A l’intérieur de l’Opéra, l’atmosphère n’est plus à l’automne. Elle est aux mots qu’on chuchote, aux velours rouges qui étouffent et absorbent. Le public écoute. Dehors n’existe donc plus. Seule la grandeur reste.

La musique, les mots et la beauté

La beauté n’est pas le joli. Elle est encore moins le charmant. La beauté porte en elle une certaine force que les écrivains et les compositeurs de l’époque baroque ont visé comme idéal. Le beau doit émouvoir et saisir celui qui l’envisage. Il doit laisser l’être humain conscient de sa véritable nature de mortel aux prises avec l’éternel et le divin.

Rameau, Mondonville et Campra ont sublimé de leur musique les mots latins du sacré. Le programme ainsi choisi par Emmanuelle Haïm est fort et cohérent. Il invite, en effet, le spectateur moderne à vivre deux heures pleines et envoutantes. Point de contraste brutal entre les oeuvres mais une unité qui n’en laisse pas moins à chacun le loisir de goûter la diversité d’écriture et la personnalité des trois compositeurs.

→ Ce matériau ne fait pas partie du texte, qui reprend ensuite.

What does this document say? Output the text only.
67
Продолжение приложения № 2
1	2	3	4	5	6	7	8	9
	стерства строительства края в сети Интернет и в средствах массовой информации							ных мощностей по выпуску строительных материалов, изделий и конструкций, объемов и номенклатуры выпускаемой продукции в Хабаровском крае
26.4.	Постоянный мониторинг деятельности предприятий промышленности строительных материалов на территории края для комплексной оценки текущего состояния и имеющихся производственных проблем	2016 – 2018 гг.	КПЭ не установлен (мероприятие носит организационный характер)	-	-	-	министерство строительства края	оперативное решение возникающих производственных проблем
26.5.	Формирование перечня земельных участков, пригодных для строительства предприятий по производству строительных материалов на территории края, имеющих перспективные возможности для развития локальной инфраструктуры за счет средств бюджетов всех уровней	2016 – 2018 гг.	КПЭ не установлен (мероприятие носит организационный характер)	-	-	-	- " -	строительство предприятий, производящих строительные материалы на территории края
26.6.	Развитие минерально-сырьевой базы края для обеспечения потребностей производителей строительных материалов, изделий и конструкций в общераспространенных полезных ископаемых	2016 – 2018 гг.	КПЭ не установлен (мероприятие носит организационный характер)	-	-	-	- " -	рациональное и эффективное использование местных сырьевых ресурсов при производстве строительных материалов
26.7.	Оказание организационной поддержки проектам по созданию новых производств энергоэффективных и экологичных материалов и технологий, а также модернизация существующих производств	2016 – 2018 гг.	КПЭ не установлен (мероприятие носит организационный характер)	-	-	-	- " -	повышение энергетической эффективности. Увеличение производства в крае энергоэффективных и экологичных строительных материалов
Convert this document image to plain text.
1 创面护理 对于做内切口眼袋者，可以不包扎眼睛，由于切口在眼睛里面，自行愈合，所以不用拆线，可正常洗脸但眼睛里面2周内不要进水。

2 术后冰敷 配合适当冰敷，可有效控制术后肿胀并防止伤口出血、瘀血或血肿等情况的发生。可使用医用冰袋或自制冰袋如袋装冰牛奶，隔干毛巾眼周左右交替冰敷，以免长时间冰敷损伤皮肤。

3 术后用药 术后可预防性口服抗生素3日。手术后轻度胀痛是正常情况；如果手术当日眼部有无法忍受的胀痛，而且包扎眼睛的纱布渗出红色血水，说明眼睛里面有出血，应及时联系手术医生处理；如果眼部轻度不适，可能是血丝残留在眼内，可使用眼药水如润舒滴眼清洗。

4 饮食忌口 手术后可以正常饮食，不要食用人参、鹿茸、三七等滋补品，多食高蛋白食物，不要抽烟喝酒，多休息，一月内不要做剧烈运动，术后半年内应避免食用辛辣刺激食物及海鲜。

C’est que dans ce programme, ce ne sont pas les mots qu’on met en musique. Ce ne sont pas non plus la musique qu’on fait parler au détour de quelques vers. C’est plutôt un idéal de beauté et de sublime qu’on recherche, en mettant à profit la puissance des mots alliés à l’ampleur de la musique. En cela, les musiciens et choristes du Concert d’Astrée dirigés par une Emmanuelle Haïm touchante de sobriété excellent. Ils ont donné, en cette soirée à l’Opéra de Lille, la possibilité au spectateur moderne, de vivre et de partager avec ces compositeurs du passé une vision de l’humanité tout à fait différente. A la lumière de l’infini, l’être humain reste humble. Au son du grand art, il s’élève. Comme ébloui par la beauté.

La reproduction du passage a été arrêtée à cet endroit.